ラニーニャの確率上昇、雨も穀物には遅すぎか
オーストラリア気象庁(BOM)がこのほど、同庁が気象予報に用いている7種類の気候モデルのうち3種類で、10月以降に太平洋の海面温度がラニーニャ現象の閾値を超える可能性を示していると発表した。それ以外の気候モデルのうちの3種類も、閾値に近いかわずかに超える状況になると予想されている。ラニーニャ現象が発生すれば雨が増える確率が高まるが、オーストラリアの穀物業界にとっては遅すぎるとの見方もある。
BOMによると気象モデル全体では、ラニーニャ現象の発生予想はまだ中立だが、気圧や雲、貿易風といった大気の状況も、過去数週間でラニーニャ現象に類似した状況に変わってきているという。
雨の多いことは農業界にとって前向きな兆候であるものの、今回は穀物にとって雨が必要とされる時期の後に発生するとみられ、反対に収穫の障害になる可能性もあるという。

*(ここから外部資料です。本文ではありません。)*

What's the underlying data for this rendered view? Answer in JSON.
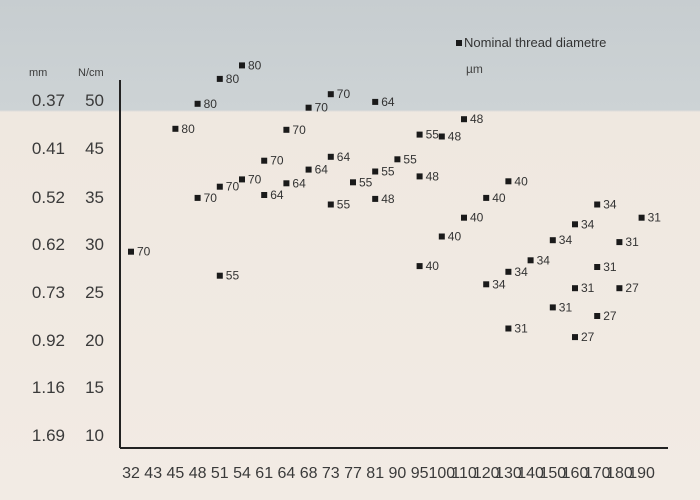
{
  "chart_data": {
    "type": "scatter",
    "title": "",
    "legend": {
      "marker_label": "Nominal thread diametre",
      "unit": "µm",
      "placement": "top-right"
    },
    "y_units": {
      "left": "mm",
      "right": "N/cm"
    },
    "y_ticks": [
      {
        "mm": "0.37",
        "ncm": "50",
        "value": 50
      },
      {
        "mm": "0.41",
        "ncm": "45",
        "value": 45
      },
      {
        "mm": "0.52",
        "ncm": "35",
        "value": 35
      },
      {
        "mm": "0.62",
        "ncm": "30",
        "value": 30
      },
      {
        "mm": "0.73",
        "ncm": "25",
        "value": 25
      },
      {
        "mm": "0.92",
        "ncm": "20",
        "value": 20
      },
      {
        "mm": "1.16",
        "ncm": "15",
        "value": 15
      },
      {
        "mm": "1.69",
        "ncm": "10",
        "value": 10
      }
    ],
    "x_ticks": [
      "32",
      "43",
      "45",
      "48",
      "51",
      "54",
      "61",
      "64",
      "68",
      "73",
      "77",
      "81",
      "90",
      "95",
      "100",
      "110",
      "120",
      "130",
      "140",
      "150",
      "160",
      "170",
      "180",
      "190"
    ],
    "points": [
      {
        "x": 32,
        "y": 29.2,
        "label": "70"
      },
      {
        "x": 45,
        "y": 47.0,
        "label": "80"
      },
      {
        "x": 48,
        "y": 49.6,
        "label": "80"
      },
      {
        "x": 51,
        "y": 52.2,
        "label": "80"
      },
      {
        "x": 54,
        "y": 53.6,
        "label": "80"
      },
      {
        "x": 48,
        "y": 34.9,
        "label": "70"
      },
      {
        "x": 51,
        "y": 37.1,
        "label": "70"
      },
      {
        "x": 54,
        "y": 38.6,
        "label": "70"
      },
      {
        "x": 61,
        "y": 42.4,
        "label": "70"
      },
      {
        "x": 64,
        "y": 46.9,
        "label": "70"
      },
      {
        "x": 68,
        "y": 49.2,
        "label": "70"
      },
      {
        "x": 73,
        "y": 50.6,
        "label": "70"
      },
      {
        "x": 51,
        "y": 26.7,
        "label": "55"
      },
      {
        "x": 61,
        "y": 35.4,
        "label": "64"
      },
      {
        "x": 64,
        "y": 37.8,
        "label": "64"
      },
      {
        "x": 68,
        "y": 40.6,
        "label": "64"
      },
      {
        "x": 73,
        "y": 43.2,
        "label": "64"
      },
      {
        "x": 81,
        "y": 49.8,
        "label": "64"
      },
      {
        "x": 73,
        "y": 34.2,
        "label": "55"
      },
      {
        "x": 77,
        "y": 38.0,
        "label": "55"
      },
      {
        "x": 81,
        "y": 40.2,
        "label": "55"
      },
      {
        "x": 90,
        "y": 42.7,
        "label": "55"
      },
      {
        "x": 95,
        "y": 46.4,
        "label": "55"
      },
      {
        "x": 81,
        "y": 34.8,
        "label": "48"
      },
      {
        "x": 95,
        "y": 39.2,
        "label": "48"
      },
      {
        "x": 100,
        "y": 46.2,
        "label": "48"
      },
      {
        "x": 110,
        "y": 48.0,
        "label": "48"
      },
      {
        "x": 95,
        "y": 27.7,
        "label": "40"
      },
      {
        "x": 100,
        "y": 30.8,
        "label": "40"
      },
      {
        "x": 110,
        "y": 32.8,
        "label": "40"
      },
      {
        "x": 120,
        "y": 34.9,
        "label": "40"
      },
      {
        "x": 130,
        "y": 38.2,
        "label": "40"
      },
      {
        "x": 120,
        "y": 25.8,
        "label": "34"
      },
      {
        "x": 130,
        "y": 27.1,
        "label": "34"
      },
      {
        "x": 140,
        "y": 28.3,
        "label": "34"
      },
      {
        "x": 150,
        "y": 30.4,
        "label": "34"
      },
      {
        "x": 160,
        "y": 32.1,
        "label": "34"
      },
      {
        "x": 170,
        "y": 34.2,
        "label": "34"
      },
      {
        "x": 130,
        "y": 21.2,
        "label": "31"
      },
      {
        "x": 150,
        "y": 23.4,
        "label": "31"
      },
      {
        "x": 160,
        "y": 25.4,
        "label": "31"
      },
      {
        "x": 170,
        "y": 27.6,
        "label": "31"
      },
      {
        "x": 180,
        "y": 30.2,
        "label": "31"
      },
      {
        "x": 190,
        "y": 32.8,
        "label": "31"
      },
      {
        "x": 160,
        "y": 20.3,
        "label": "27"
      },
      {
        "x": 170,
        "y": 22.5,
        "label": "27"
      },
      {
        "x": 180,
        "y": 25.4,
        "label": "27"
      }
    ]
  }
}
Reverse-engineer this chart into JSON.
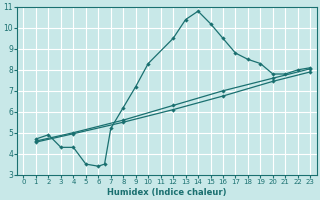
{
  "bg_color": "#c8e8e8",
  "grid_color": "#ffffff",
  "line_color": "#1a7070",
  "marker_color": "#1a7070",
  "xlim": [
    -0.5,
    23.5
  ],
  "ylim": [
    3,
    11
  ],
  "xticks": [
    0,
    1,
    2,
    3,
    4,
    5,
    6,
    7,
    8,
    9,
    10,
    11,
    12,
    13,
    14,
    15,
    16,
    17,
    18,
    19,
    20,
    21,
    22,
    23
  ],
  "yticks": [
    3,
    4,
    5,
    6,
    7,
    8,
    9,
    10,
    11
  ],
  "xlabel": "Humidex (Indice chaleur)",
  "curve1_x": [
    1,
    2,
    3,
    4,
    5,
    6,
    6.5,
    7,
    8,
    9,
    10,
    12,
    13,
    14,
    15,
    16,
    17,
    18,
    19,
    20,
    21,
    22,
    23
  ],
  "curve1_y": [
    4.7,
    4.9,
    4.3,
    4.3,
    3.5,
    3.4,
    3.5,
    5.2,
    6.2,
    7.2,
    8.3,
    9.5,
    10.4,
    10.8,
    10.2,
    9.5,
    8.8,
    8.5,
    8.3,
    7.8,
    7.8,
    8.0,
    8.1
  ],
  "line2_x": [
    1,
    4,
    8,
    12,
    16,
    20,
    23
  ],
  "line2_y": [
    4.6,
    5.0,
    5.6,
    6.3,
    7.0,
    7.6,
    8.05
  ],
  "line3_x": [
    1,
    4,
    8,
    12,
    16,
    20,
    23
  ],
  "line3_y": [
    4.55,
    4.95,
    5.5,
    6.1,
    6.75,
    7.45,
    7.9
  ]
}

また発生期間は短く影響も比較的弱いと予想されている。
農業誌ファームオンラインによると、現在国土の北部では冬作物の収穫が開始される状況だ。また南部は10月の降水量が増えた場合に恩恵を得るとみられるものの、一部ではすでに霜害などの影響を受けた状態にある。一方で北部の夏作物にとっては歓迎される雨になるとみられている。
また、オーストラリアの気候に影響を与えるインド洋ダイポールモード現象(IOD)は中立を維持しており、今後はわずかに「負(ネガティブ)」の方向に傾くと予想されている。負のIODは、オーストラリアに雨をもたらす可能性が高くなるとされる。